"A picture is worth a thousand words." Reliability is worth even more…
Reliability is such an all-encompassing term, we had better start with a definition: In general, reliability (systemic def.) is the ability of a person or system to perform and maintain its functions in routine circumstances, as well as hostile or unexpected circumstances.
The IEEE defines it as ". . . the ability of a system or component to perform its required functions under stated conditions for a specified period of time." – Wikipedia
A natural question to ask is, "what is your measure of reliability, what is your failure criteria?" The failure modes which are common due to ball attachment pin transfer and sphere placement are missing solder spheres and poor solder joints caused by inadequate flux volume. Of course there are other BGA defects like voiding and excessive intermetallic growth – but those defects are related to reflow instead of flux / sphere application.
Let's work backwards. I would expect two issues to cause reliability concerns, 1) inadequate flux volume and 2) excessive flux volume. Not enough flux on the substrate pads will cause spheres to not solder correctly. Since flux battles oxide formation and promotes wetting, it needs to be on the pad and it needs to have enough body to perform its task. It could potentially make cleaning a water soluble flux more difficult and probably won't hold the spheres in place on certain high acceleration automated machines. The process variables that may cause inadequate flux volume are shallow flux reservoir depth, small pins, fast pin motions, and inaccurate dwell heights above the substrate or reservoir base. A large change in viscosity (lower) can also lead to an unexpectedly miniscule amount of flux being transferred.

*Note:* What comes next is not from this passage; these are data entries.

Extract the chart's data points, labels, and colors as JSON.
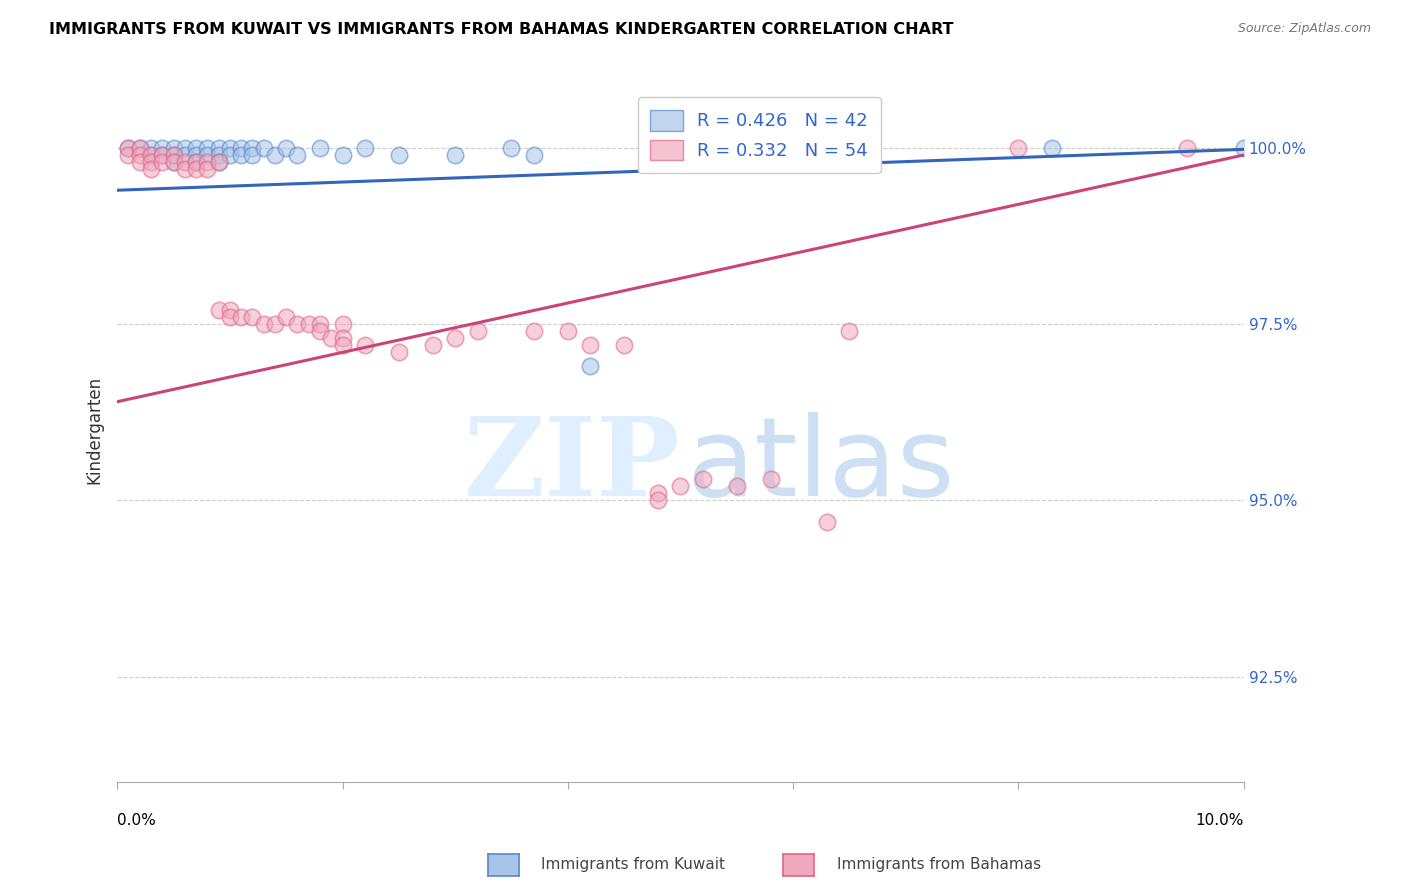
{
  "title": "IMMIGRANTS FROM KUWAIT VS IMMIGRANTS FROM BAHAMAS KINDERGARTEN CORRELATION CHART",
  "source": "Source: ZipAtlas.com",
  "ylabel": "Kindergarten",
  "ytick_labels": [
    "92.5%",
    "95.0%",
    "97.5%",
    "100.0%"
  ],
  "ytick_values": [
    0.925,
    0.95,
    0.975,
    1.0
  ],
  "xmin": 0.0,
  "xmax": 0.1,
  "ymin": 0.91,
  "ymax": 1.01,
  "legend_kuwait": "R = 0.426   N = 42",
  "legend_bahamas": "R = 0.332   N = 54",
  "kuwait_color": "#aac4e8",
  "bahamas_color": "#f0a8bc",
  "kuwait_edge": "#5588cc",
  "bahamas_edge": "#dd6688",
  "trendline_kuwait_color": "#3366bb",
  "trendline_bahamas_color": "#cc4477",
  "kuwait_points": [
    [
      0.001,
      1.0
    ],
    [
      0.002,
      1.0
    ],
    [
      0.003,
      1.0
    ],
    [
      0.003,
      0.999
    ],
    [
      0.004,
      1.0
    ],
    [
      0.004,
      0.999
    ],
    [
      0.005,
      1.0
    ],
    [
      0.005,
      0.999
    ],
    [
      0.005,
      0.998
    ],
    [
      0.006,
      1.0
    ],
    [
      0.006,
      0.999
    ],
    [
      0.007,
      1.0
    ],
    [
      0.007,
      0.999
    ],
    [
      0.007,
      0.998
    ],
    [
      0.008,
      1.0
    ],
    [
      0.008,
      0.999
    ],
    [
      0.009,
      1.0
    ],
    [
      0.009,
      0.999
    ],
    [
      0.009,
      0.998
    ],
    [
      0.01,
      1.0
    ],
    [
      0.01,
      0.999
    ],
    [
      0.011,
      1.0
    ],
    [
      0.011,
      0.999
    ],
    [
      0.012,
      1.0
    ],
    [
      0.012,
      0.999
    ],
    [
      0.013,
      1.0
    ],
    [
      0.014,
      0.999
    ],
    [
      0.015,
      1.0
    ],
    [
      0.016,
      0.999
    ],
    [
      0.018,
      1.0
    ],
    [
      0.02,
      0.999
    ],
    [
      0.022,
      1.0
    ],
    [
      0.025,
      0.999
    ],
    [
      0.03,
      0.999
    ],
    [
      0.035,
      1.0
    ],
    [
      0.037,
      0.999
    ],
    [
      0.042,
      0.969
    ],
    [
      0.05,
      0.999
    ],
    [
      0.06,
      0.999
    ],
    [
      0.065,
      1.0
    ],
    [
      0.083,
      1.0
    ],
    [
      0.1,
      1.0
    ]
  ],
  "bahamas_points": [
    [
      0.001,
      1.0
    ],
    [
      0.001,
      0.999
    ],
    [
      0.002,
      1.0
    ],
    [
      0.002,
      0.999
    ],
    [
      0.002,
      0.998
    ],
    [
      0.003,
      0.999
    ],
    [
      0.003,
      0.998
    ],
    [
      0.003,
      0.997
    ],
    [
      0.004,
      0.999
    ],
    [
      0.004,
      0.998
    ],
    [
      0.005,
      0.999
    ],
    [
      0.005,
      0.998
    ],
    [
      0.006,
      0.998
    ],
    [
      0.006,
      0.997
    ],
    [
      0.007,
      0.998
    ],
    [
      0.007,
      0.997
    ],
    [
      0.008,
      0.998
    ],
    [
      0.008,
      0.997
    ],
    [
      0.009,
      0.998
    ],
    [
      0.009,
      0.977
    ],
    [
      0.01,
      0.977
    ],
    [
      0.01,
      0.976
    ],
    [
      0.011,
      0.976
    ],
    [
      0.012,
      0.976
    ],
    [
      0.013,
      0.975
    ],
    [
      0.014,
      0.975
    ],
    [
      0.015,
      0.976
    ],
    [
      0.016,
      0.975
    ],
    [
      0.017,
      0.975
    ],
    [
      0.018,
      0.975
    ],
    [
      0.018,
      0.974
    ],
    [
      0.019,
      0.973
    ],
    [
      0.02,
      0.975
    ],
    [
      0.02,
      0.973
    ],
    [
      0.02,
      0.972
    ],
    [
      0.022,
      0.972
    ],
    [
      0.025,
      0.971
    ],
    [
      0.028,
      0.972
    ],
    [
      0.03,
      0.973
    ],
    [
      0.032,
      0.974
    ],
    [
      0.037,
      0.974
    ],
    [
      0.04,
      0.974
    ],
    [
      0.042,
      0.972
    ],
    [
      0.045,
      0.972
    ],
    [
      0.048,
      0.951
    ],
    [
      0.048,
      0.95
    ],
    [
      0.05,
      0.952
    ],
    [
      0.052,
      0.953
    ],
    [
      0.055,
      0.952
    ],
    [
      0.058,
      0.953
    ],
    [
      0.063,
      0.947
    ],
    [
      0.065,
      0.974
    ],
    [
      0.08,
      1.0
    ],
    [
      0.095,
      1.0
    ]
  ],
  "kuwait_trend_x": [
    0.0,
    0.1
  ],
  "kuwait_trend_y": [
    0.994,
    0.9998
  ],
  "bahamas_trend_x": [
    0.0,
    0.1
  ],
  "bahamas_trend_y": [
    0.964,
    0.999
  ],
  "bottom_legend_kuwait": "Immigrants from Kuwait",
  "bottom_legend_bahamas": "Immigrants from Bahamas"
}
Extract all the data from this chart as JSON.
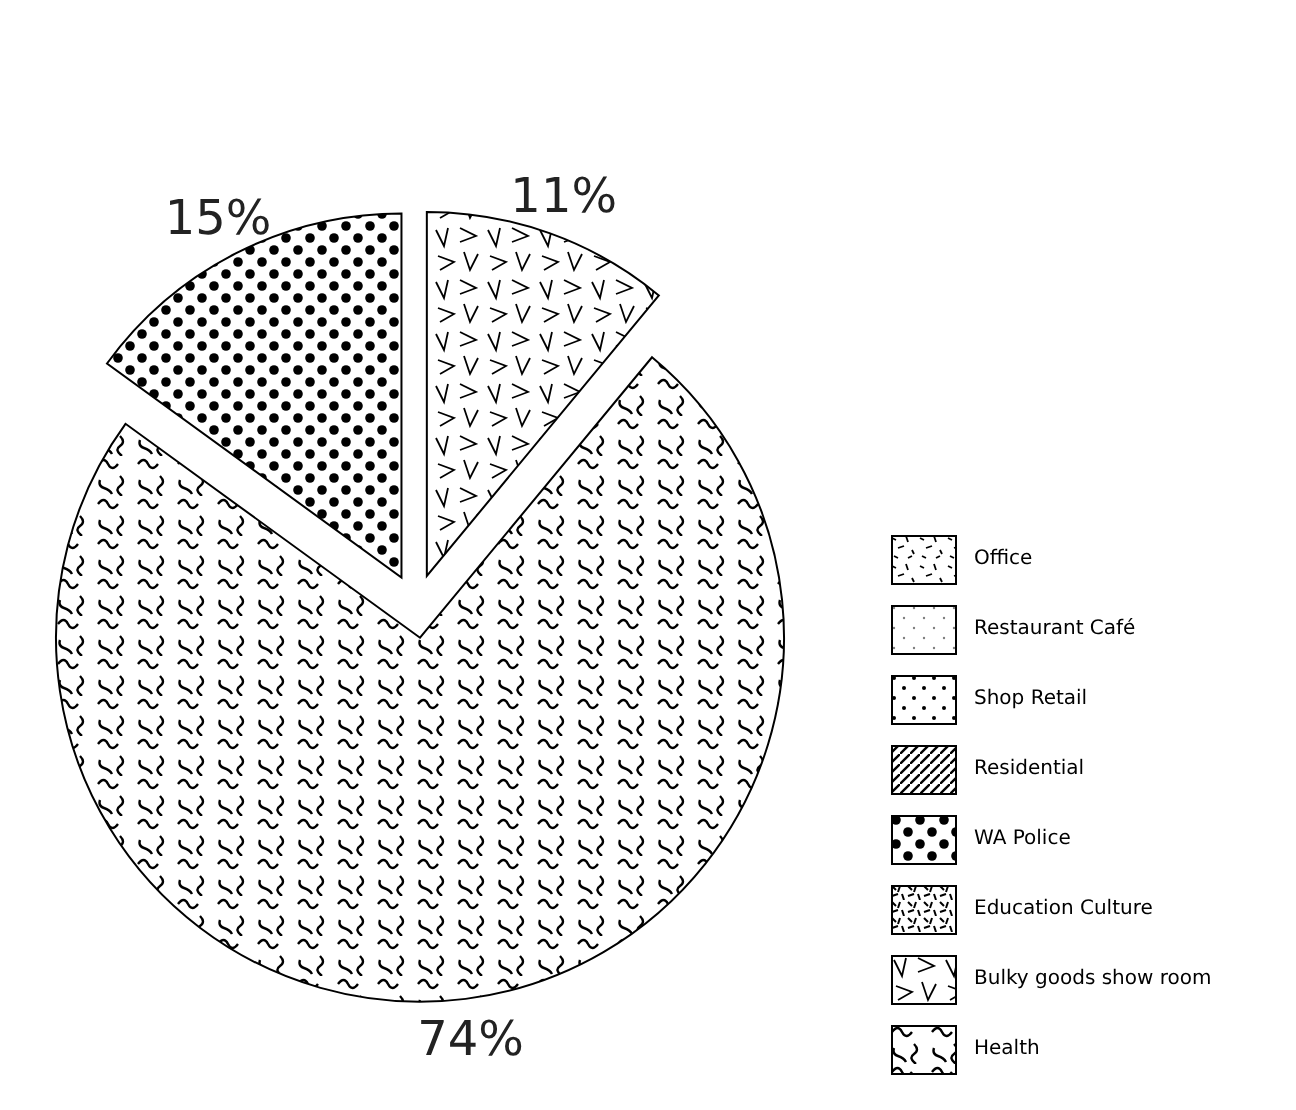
{
  "chart_data": {
    "type": "pie",
    "categories": [
      "Office",
      "Restaurant Café",
      "Shop Retail",
      "Residential",
      "WA Police",
      "Education Culture",
      "Bulky goods show room",
      "Health"
    ],
    "values": [
      0,
      0,
      0,
      0,
      15,
      0,
      11,
      74
    ],
    "value_labels": [
      null,
      null,
      null,
      null,
      "15%",
      null,
      "11%",
      "74%"
    ],
    "colors": [
      "#000000",
      "#000000",
      "#000000",
      "#000000",
      "#000000",
      "#000000",
      "#000000",
      "#000000"
    ],
    "legend": "bottom right"
  }
}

Excessive flux isn't as common of a concern but it can impact BGA assembly by allowing spheres to shift out of alignment, contributing to thick and dark no-clean residues (in the no-clean process), or just plain causing a mess inside the sphere mounting equipment. Larger flux volumes are caused by the opposite of each process variable listed previously for inadequate flux deposition, as well as pin bridging – the entrapment of flux between transfer pins.